Luís XII pretendia de fato invadir a Itália para estabelecer suas reivindicações sobre o Ducado de Milão. Luís também tinha a ambição de reivindicar o reino de Nápoles. Esta afirmação foi ainda mais fraca do que a afirmação de Luís XII para o Milan. A reivindicação do Reino de Nápoles era na verdade a reivindicação do rei Carlos VIII. No entanto, Louis exigiu o reconhecimento da reivindicação apenas porque ele, Louis, era o sucessor de Carlos VIII. [17] No entanto, Louis estava ciente da hostilidade que estava se desenvolvendo entre seus vizinhos, em relação às ambições francesas na Itália. Conseqüentemente, Luís XII precisava neutralizar parte dessa hostilidade. Assim, em agosto de 1498, Luís XII assinou um tratado com o arquiduque Filipe, filho de Maximiliano I, imperador do Sacro Império Romano, que garantiu as fronteiras entre o Sacro Império Romano e a França. [19] Em julho de 1498, Luís renovou o Tratado de Étaples de 1492 com Henrique VII da Inglaterra. Em agosto de 1498, o Tratado de Marcoussis foi assinado entre Luís XII e Fernando e Isabel. Este Tratado não resolveu nenhuma das disputas territoriais pendentes entre a Espanha e a França, mas concordou que tanto a Espanha quanto a França & laquo têm todos os inimigos em comum, exceto o Papa. & raquo [20]
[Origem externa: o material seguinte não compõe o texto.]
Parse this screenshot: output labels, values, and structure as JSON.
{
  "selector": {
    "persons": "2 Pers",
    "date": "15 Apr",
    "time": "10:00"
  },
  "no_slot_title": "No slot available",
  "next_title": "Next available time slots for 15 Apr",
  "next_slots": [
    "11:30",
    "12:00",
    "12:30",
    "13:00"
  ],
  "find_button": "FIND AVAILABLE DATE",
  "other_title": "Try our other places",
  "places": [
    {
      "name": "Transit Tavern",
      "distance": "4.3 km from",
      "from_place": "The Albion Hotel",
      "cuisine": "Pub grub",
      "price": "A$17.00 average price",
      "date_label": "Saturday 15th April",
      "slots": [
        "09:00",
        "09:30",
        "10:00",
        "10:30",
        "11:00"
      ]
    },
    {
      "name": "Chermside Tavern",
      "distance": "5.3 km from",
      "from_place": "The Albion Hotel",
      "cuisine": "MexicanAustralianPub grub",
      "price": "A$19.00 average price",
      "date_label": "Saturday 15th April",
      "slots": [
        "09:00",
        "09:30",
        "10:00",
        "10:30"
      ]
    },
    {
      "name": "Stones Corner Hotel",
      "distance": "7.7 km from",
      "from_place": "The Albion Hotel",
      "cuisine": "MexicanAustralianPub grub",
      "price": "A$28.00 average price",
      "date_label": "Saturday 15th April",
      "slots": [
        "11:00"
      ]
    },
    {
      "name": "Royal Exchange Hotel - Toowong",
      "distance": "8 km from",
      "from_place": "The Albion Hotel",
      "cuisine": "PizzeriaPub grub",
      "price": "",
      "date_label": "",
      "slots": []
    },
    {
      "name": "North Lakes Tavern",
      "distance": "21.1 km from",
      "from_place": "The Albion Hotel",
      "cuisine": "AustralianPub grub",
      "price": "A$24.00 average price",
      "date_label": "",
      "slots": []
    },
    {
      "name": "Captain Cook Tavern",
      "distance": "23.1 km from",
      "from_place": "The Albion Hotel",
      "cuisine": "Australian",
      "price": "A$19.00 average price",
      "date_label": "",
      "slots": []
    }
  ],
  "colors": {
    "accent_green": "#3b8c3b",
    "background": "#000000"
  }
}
Em julho de 1499, o exército francês deixou Lyon na França e invadiu a Itália com 27.000 homens (10.000 dos quais eram cavalaria e 5.000 dos quais eram mercenários suíços). Luís XII colocou Gian Giacomo Trivulzio no comando de seu exército. Em agosto de 1499, o exército francês encontrou Rocca di Arazzo, a primeira de uma série de cidades fortificadas na parte ocidental do Ducado de Milão. [21] Uma vez que as baterias de artilharia francesa estavam no lugar, levou apenas cinco horas para abrir uma brecha nas paredes da cidade. Após conquistar a cidade, Luís ordenou que a guarnição e parte da população civil fossem executadas na tentativa de instigar o medo em seus inimigos, esmagar seu moral e encorajar a rápida rendição das outras fortalezas no oeste de Milão. [21] A estratégia foi um sucesso e a campanha pelo ducado de Milão terminou rapidamente. Em 5 de setembro de 1499, os termos foram negociados para a rendição da cidade de Milão e em 6 de outubro de 1499, Luís fez sua entrada triunfante em Milão. [14]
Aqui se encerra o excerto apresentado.